If you’ve seen something before, you’re more likely to believe it when you came across it again.

That stickiness can be compounded by the illusory truth effect, which Jalbert explains is a “phenomenon that merely repeating information makes it seem more true. This occurs for true information and for false information. If you’ve seen something before, you’re more likely to believe it when you come across it again. Before it was ever studied in a lab, demagogues knew that it worked, that just merely repeating something over and over was an effective tactic to spread that belief.”

Social media platforms can exacerbate the consequences and impacts. The Wall Street Journal’s Facebook Files investigative series looked at a Facebook algorithm change that led political parties in Europe to emphasize anger and conflict. Facebook researchers wrote “They have learnt that harsh attacks on their opponents net the highest engagement. They claim that they ‘try not to,’ but ultimately ‘you use what works.’”

The bigger, incredibly challenging quandary we all face, especially those who work in local communities, is: How do we incentivize calm, reasoned, and respectful civic discourse when our online environments are incentivized toward conflict and derision? There’s so much work to be done to better understand the forces that are driving us apart.

Michael Grass is the assistant director for communications at the University of Washington’s Center for an Informed Public and a former journalist who previously launched and edited Route Fifty, a digital news publication focused on state, county, and municipal government.

For more information: cip.uw.edu

 

Coming to terms

Here are a few phrases, concepts, and definitions to help explain an increasingly complex digital realm of disinformation.

Brandolini’s law: Named for an Italian researcher, this idea says that the amount of time/money/ energy needed to respond to misinformation online is far greater than the amount of time/money/ energy it takes to create it.

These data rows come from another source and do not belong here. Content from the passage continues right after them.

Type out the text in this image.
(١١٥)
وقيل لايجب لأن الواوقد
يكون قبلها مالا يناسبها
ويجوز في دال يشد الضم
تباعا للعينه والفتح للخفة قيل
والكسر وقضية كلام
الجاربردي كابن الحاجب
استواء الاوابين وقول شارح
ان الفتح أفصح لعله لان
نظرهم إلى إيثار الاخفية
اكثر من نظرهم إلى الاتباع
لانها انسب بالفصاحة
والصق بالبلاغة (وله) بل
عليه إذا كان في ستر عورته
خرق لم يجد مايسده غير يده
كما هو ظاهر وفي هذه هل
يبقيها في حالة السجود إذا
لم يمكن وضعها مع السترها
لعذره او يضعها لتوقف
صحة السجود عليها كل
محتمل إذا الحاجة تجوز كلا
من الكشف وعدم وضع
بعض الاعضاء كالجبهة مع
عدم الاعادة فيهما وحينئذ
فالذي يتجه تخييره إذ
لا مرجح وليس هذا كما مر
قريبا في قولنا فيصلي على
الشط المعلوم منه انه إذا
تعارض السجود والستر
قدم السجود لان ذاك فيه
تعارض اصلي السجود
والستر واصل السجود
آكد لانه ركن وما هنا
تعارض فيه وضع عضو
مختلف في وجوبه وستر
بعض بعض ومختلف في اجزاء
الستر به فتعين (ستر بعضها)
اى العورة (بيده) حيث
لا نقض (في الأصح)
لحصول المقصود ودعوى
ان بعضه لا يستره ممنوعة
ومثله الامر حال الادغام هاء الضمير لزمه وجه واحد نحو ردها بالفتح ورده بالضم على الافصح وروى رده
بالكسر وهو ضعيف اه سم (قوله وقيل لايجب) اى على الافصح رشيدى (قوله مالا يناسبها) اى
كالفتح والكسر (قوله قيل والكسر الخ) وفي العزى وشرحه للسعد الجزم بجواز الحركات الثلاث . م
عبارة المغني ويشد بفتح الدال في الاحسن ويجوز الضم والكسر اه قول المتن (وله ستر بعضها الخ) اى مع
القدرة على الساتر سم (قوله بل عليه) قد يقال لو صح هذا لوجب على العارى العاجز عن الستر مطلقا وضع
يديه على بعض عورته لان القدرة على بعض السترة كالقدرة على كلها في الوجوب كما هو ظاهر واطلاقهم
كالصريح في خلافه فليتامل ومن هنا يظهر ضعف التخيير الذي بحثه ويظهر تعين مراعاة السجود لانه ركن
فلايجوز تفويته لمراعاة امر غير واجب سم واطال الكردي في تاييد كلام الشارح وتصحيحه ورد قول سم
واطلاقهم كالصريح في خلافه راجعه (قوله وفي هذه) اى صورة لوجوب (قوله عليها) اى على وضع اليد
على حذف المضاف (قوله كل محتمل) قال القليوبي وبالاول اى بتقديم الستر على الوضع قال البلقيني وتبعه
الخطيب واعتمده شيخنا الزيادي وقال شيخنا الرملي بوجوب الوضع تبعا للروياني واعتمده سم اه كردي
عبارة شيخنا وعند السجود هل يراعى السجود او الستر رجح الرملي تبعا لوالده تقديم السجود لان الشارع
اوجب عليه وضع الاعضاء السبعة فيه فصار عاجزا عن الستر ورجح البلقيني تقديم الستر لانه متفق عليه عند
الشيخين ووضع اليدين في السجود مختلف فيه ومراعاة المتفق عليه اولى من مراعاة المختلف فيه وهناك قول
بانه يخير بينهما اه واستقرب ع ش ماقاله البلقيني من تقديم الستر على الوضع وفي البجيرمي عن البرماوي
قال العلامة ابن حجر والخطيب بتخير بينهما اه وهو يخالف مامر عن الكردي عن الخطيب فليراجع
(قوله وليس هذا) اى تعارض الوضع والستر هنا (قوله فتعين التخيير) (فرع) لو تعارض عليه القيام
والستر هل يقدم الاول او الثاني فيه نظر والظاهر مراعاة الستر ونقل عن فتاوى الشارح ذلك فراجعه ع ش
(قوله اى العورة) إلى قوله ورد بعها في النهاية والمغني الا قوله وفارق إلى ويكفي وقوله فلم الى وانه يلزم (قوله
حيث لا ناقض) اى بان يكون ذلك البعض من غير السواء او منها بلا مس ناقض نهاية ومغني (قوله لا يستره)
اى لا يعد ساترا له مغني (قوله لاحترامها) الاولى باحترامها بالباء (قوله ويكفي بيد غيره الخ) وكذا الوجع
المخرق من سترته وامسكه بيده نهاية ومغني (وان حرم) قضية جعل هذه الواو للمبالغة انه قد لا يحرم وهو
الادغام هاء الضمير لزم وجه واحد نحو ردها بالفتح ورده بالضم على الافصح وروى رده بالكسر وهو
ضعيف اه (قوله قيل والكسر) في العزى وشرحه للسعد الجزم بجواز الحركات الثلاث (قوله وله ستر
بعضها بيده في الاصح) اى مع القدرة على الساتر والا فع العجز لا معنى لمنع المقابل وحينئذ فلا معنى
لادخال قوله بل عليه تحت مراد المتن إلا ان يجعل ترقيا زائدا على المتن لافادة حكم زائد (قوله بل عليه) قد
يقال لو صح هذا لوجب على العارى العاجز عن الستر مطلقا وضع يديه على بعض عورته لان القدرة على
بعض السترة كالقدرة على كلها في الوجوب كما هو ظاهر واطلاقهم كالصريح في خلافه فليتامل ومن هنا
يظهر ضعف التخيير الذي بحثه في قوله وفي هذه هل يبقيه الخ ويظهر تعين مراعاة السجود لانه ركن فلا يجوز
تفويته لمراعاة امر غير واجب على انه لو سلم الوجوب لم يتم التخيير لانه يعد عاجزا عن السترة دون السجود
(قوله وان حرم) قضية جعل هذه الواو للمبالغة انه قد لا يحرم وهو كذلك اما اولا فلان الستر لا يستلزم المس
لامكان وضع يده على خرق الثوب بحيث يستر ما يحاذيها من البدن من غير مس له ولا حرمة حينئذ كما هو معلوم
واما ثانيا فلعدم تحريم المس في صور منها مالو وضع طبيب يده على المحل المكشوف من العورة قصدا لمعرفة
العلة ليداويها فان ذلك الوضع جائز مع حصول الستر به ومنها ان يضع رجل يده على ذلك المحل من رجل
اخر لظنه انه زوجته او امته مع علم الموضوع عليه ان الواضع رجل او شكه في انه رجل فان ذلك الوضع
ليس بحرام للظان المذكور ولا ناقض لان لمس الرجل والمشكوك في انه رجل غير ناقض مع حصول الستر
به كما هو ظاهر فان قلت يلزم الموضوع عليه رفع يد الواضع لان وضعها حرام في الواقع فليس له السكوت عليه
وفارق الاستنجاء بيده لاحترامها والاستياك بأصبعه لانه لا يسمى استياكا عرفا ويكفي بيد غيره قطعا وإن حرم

llusory truth effect: A psychology concept that helps explain why some misinformation is so hard to shake. When we hear false or misleading information repeatedly, we may come to think of it as the truth.

Liar’s dividend: For someone who knowingly spreads disinformation, the recipient doesn’t need to be fooled by it for the disinformation to be successful. Seeding doubt and manufacturing uncertainty around something that’s truthful is good enough.

Misinformation vs. disinformation: Misinformation is false or misleading information that is shared unintentionally; disinformation is false or misleading information that is shared intentionally and designed to misinform, confuse, or distract. Defining what is and isn’t mis- and disinformation can sometimes be tricky, since they’re often built around some “kernel of truth.”